At the beginning of March, mining giant Vale announced that it would close its massive Rio Colorado potash project in Argentina. The move was justified strictly on economic grounds: even though the company had already invested some $2bn in the project, the size of the investments required and the problems created by inflation and an overvalued currency were said to have forced it to cut its losses and leave. Predictably, Argentina's government was outraged but the move was well-received by markets that saw the whole venture, well, as an expensive adventure. The stock in fact went up after the announcement.
On the surface, in other word, run of the mill behaviour by a run of the mill multinational. The hitch is, Vale is anything but a run of the mill multinational. While formally headquartered in the Netherlands, it is in fact Brazilian and a strategic tool that the Brazil's government is keen to use to project and protect its interests in the world. Through investments by a public sector pension fund it controls (Previ) and by its National Bank for Economic and Social Development (BNDES), and also via its influence over the company's largest private sector equity holder and Brazil's second largest bank (Bradesco), the federal government exerts a tremendous influence on the company. This became clear in 2011, when its then-CEO, Roger Agnelli, was forced to resign by President Dilma Rousseff, following rising tensions about patterns of investments that, she and her predecessor Lula, felt neglected the domestic scene.
The Rio Colorado investment had a strategic quality that went well beyond Vale's typical activities in the iron, nickel, manganese, copper and coal businesses. Potash, with phosphorus and nitrogen, is one of the three fundamental fertilizers on which agriculture depends. It is also increasingly scarce and its production highly localized: 60% of global production is concentrated in only three countries (Canada, Russia and Belarus) and 80% in the top five (with China and Germany added). Brazil, which derives a larger part of its exports from agricultural goods than any other major economies, only produces 1.5% of global output and thus has to import 90% of what it uses. On that increasingly tight market, it competes with the whole world, but especially with China, India and the United States.

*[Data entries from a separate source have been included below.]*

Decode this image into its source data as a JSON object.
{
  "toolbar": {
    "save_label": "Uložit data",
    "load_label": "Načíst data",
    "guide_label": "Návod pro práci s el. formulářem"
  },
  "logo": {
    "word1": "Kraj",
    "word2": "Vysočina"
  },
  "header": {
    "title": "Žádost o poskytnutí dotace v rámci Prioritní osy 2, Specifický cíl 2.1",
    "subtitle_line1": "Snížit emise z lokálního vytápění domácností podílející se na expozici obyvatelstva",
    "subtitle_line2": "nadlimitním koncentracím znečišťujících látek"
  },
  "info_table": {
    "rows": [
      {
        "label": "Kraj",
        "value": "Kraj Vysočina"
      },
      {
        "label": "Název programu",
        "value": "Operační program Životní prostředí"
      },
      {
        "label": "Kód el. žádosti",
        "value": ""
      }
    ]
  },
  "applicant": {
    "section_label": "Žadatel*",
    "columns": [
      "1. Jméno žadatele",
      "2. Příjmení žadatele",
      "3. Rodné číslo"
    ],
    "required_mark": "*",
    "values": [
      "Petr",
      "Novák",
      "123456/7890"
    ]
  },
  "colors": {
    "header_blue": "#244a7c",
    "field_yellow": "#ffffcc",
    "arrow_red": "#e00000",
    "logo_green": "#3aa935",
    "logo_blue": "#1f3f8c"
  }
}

Once completed the Rio Colorado project was planned to be under exploitation for 50 years and it would have made Argentina one of the world's four largest potash producers, with about 12% of current global output (4.3/34.4bn tons). For Brazil, it would have represented a secure supply of one of the few strategic commodities it does not have aplenty, and certainly one of the most critical to its present and—given global food price prospects—future export revenue.
And yet, Vale decided to let it go, most probably for good given the reaction the move is generating. Indeed, the Argentinian government is apoplectic and has announced that they would sue for compensation and look for new investors. With Buenos Aires knowing very well that no such decision by the company could have been taken without, literally, presidential approval, the termination of the project will also poison a relationship with Brasilia that is already rocky.
From all this, three issues of note, from where we sit:
1) The economics of the project and the general prospects of the Argentinian economy must truly have looked awful to Vale and Brazil for such a decision to have been taken. And, thanks to years of hyper-inflation and intimate relations with their neighbours, few global investors are as difficult to shake up or as knowledgeable about Argentina as Brazil's. In other words: don't bet your pension fund on Argentina.
2) For Canada, the world's largest producer, this is probably good news. Brazil, already a good client of Saskatchewan's Potash Corp, will be even more dependent on it and the disruption to the project will keep prices high.
3) Finally, this is just further meat for the grinder of people like me, who think that Latin America is really dis-integrating and that behind all the talk of solidarity and converging interests, there is little of substance really going on.